Poèmes saturniens
Introduction
Les Poèmes saturniens sont des vers de jeunesse que Verlaine composa alors qu’il était
encore au lycée. L’influence des poètes qui lui sont chers, Hugo, Baudelaire ou Leconte de
Lisle, est fondue dans une poésie aux accents déjà très personnels. Outre le prologue et
l’épilogue, le recueil compte vingt-cinq poèmes réunis en quatre sections : « Mélancolia »,
« Eaux fortes », « Paysages tristes », « Caprices », à quoi s’ajoutent une douzaine de poèmes
en liberté. Les lecteurs avisés, Rimbaud fut de ceux-là, surent dès lors qu’une étoile nouvelle
brillait au firmament des lettres.
1:Amour et mélancolie
L’amour est l’âme continue des vers de ce recueil. Ce sentiment, souvent, est source de
sensualité, lorsque Verlaine évoque, par exemple, le « Baiser,/ Rose trémière au jardin des
caresses ». Ce désir, érotique et subtil, s’arrête ici ou là : ici passe Marco, dont la beauté
impitoyable charme les jeunes hommes ; là, au détour d’un rêve, surgit l’image « D’une femme
inconnue, et que j’aime, et qui m’aime ». Mais il n’y a guère de désir chez Verlaine qui ne
soit traversé de quelque nostalgie : « Le souvenir avec le Crépuscule/ Rougeoie et tremble à
l’ardent horizon/ De l’Espérance », et le poète tourmenté s’écrie dans « Nevermore » :
« Souvenir, souvenir, que me veux-tu ? » Refusant le lyrisme solennel ou ostentatoire des
romantiques, il transpose dans une nature symbolique l’intimité du sentiment. De là vient
la beauté des « Soleils couchants » : « Une aube affaiblie/ Verse par les champs/ La mélancolie
/Des soleils couchants./La mélancolie/ Berce de doux chants/ Mon cœur qui s’oublie/Aux soleils
couchants. »
2:L'art et l'artiste
Les influences romantiques et parnassiennes sont sensibles dans ce recueil : ce goût de
l’élégie*, ce goût de la peinture, par exemple. Mais Verlaine s’éloigne de ses prédécesseurs :
« Je ris de l’art », dit-il crânement, « Et je hais toujours la femme jolie/ La rime assonante
et l’ami prudent. » Il chante le « Triste Idéal qui s’écroule », car « une influence maligne »

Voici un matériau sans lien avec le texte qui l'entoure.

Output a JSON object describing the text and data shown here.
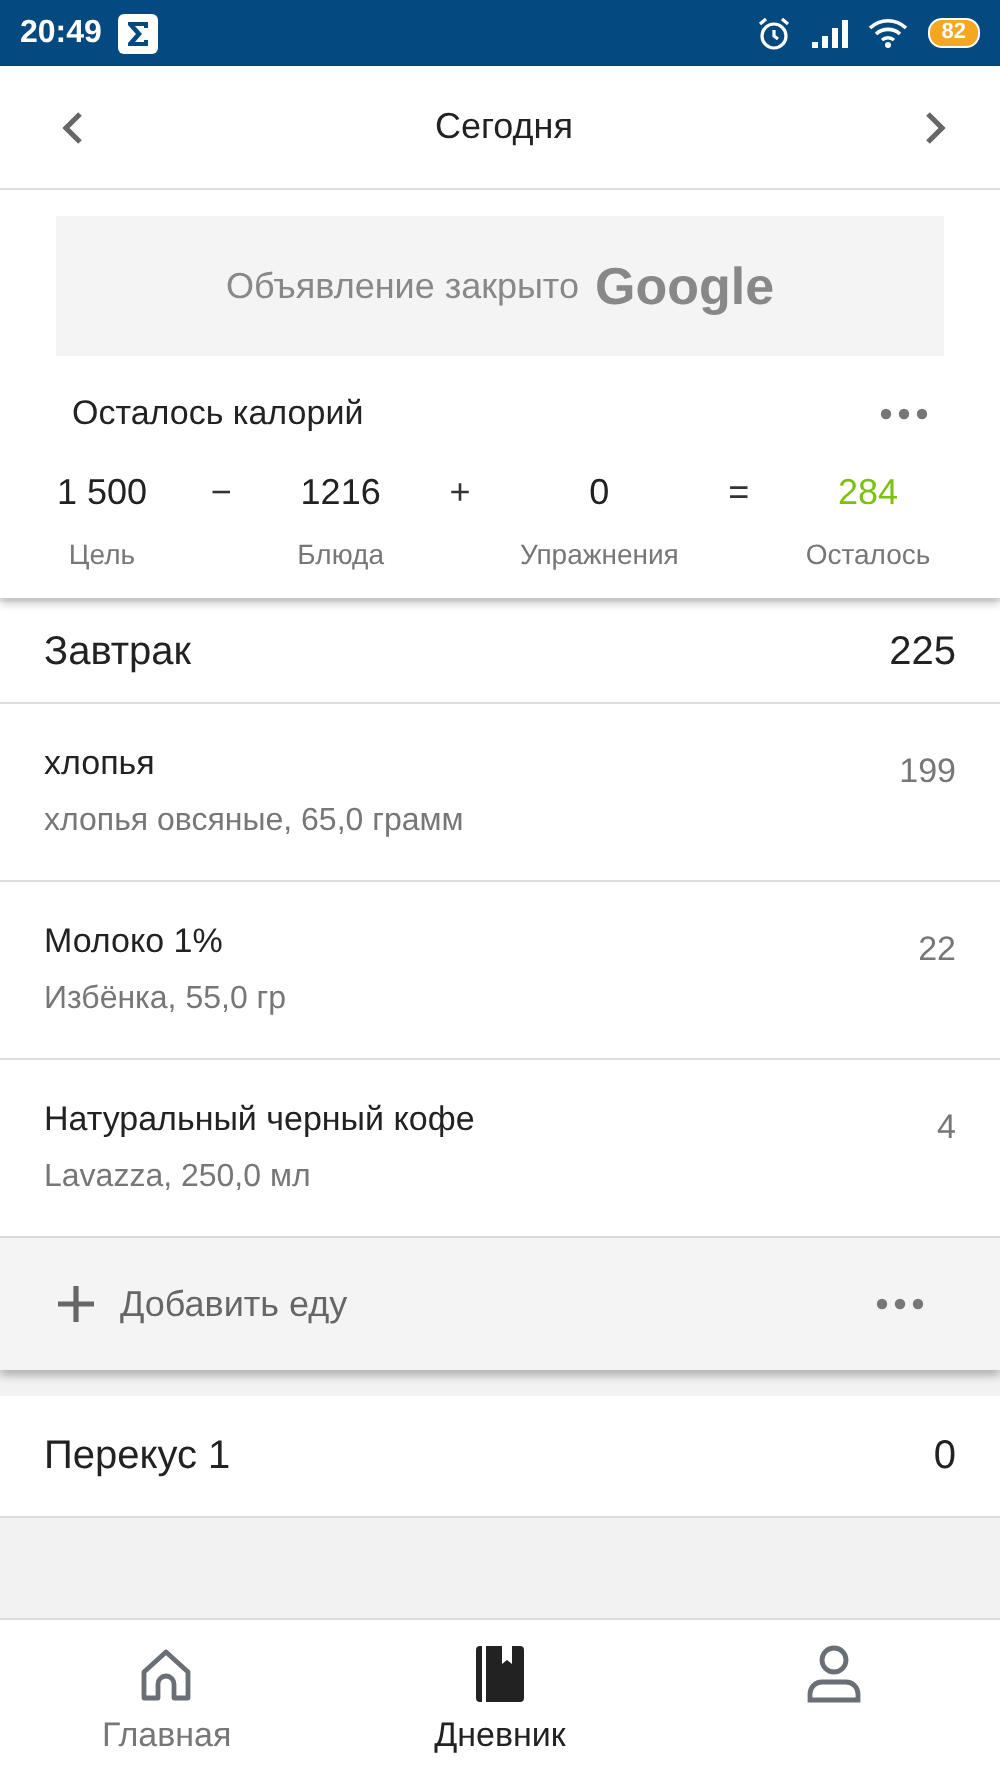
{
  "status_bar": {
    "time": "20:49",
    "battery": "82"
  },
  "date_nav": {
    "title": "Сегодня"
  },
  "ad": {
    "text": "Объявление закрыто",
    "brand": "Google"
  },
  "calories": {
    "title": "Осталось калорий",
    "items": [
      {
        "value": "1 500",
        "label": "Цель",
        "kind": "term"
      },
      {
        "operator": "−"
      },
      {
        "value": "1216",
        "label": "Блюда",
        "kind": "term"
      },
      {
        "operator": "+"
      },
      {
        "value": "0",
        "label": "Упражнения",
        "kind": "term"
      },
      {
        "operator": "="
      },
      {
        "value": "284",
        "label": "Осталось",
        "kind": "result"
      }
    ]
  },
  "meals": [
    {
      "name": "Завтрак",
      "total": "225",
      "foods": [
        {
          "name": "хлопья",
          "detail": "хлопья овсяные, 65,0 грамм",
          "calories": "199"
        },
        {
          "name": "Молоко 1%",
          "detail": "Избёнка, 55,0 гр",
          "calories": "22"
        },
        {
          "name": "Натуральный черный кофе",
          "detail": "Lavazza, 250,0 мл",
          "calories": "4"
        }
      ],
      "add_label": "Добавить еду"
    },
    {
      "name": "Перекус 1",
      "total": "0"
    }
  ],
  "bottom_nav": [
    {
      "label": "Главная",
      "kind": "home",
      "selected": false
    },
    {
      "label": "Дневник",
      "kind": "diary",
      "selected": true
    },
    {
      "kind": "profile",
      "selected": false
    }
  ]
}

pèse sur le poète. Une épigraphe, en tête du recueil, en expliquant le titre, précise la
douloureuse condition du poète : « Or ceux-là qui sont nés sous le signe SATURNE/ Fauve
planète, chère aux nécromanciens/ Ont entre tous, d’après les grimoires anciens/ Bonne part
de malheur et bonne part de bile./ L’Imagination, inquiète et débile/ Vient rendre nul en
eux l’effort de la Raison. »
Poète saturnien, poète maudit, il fut aussi, à juste titre, le « Prince des poètes ».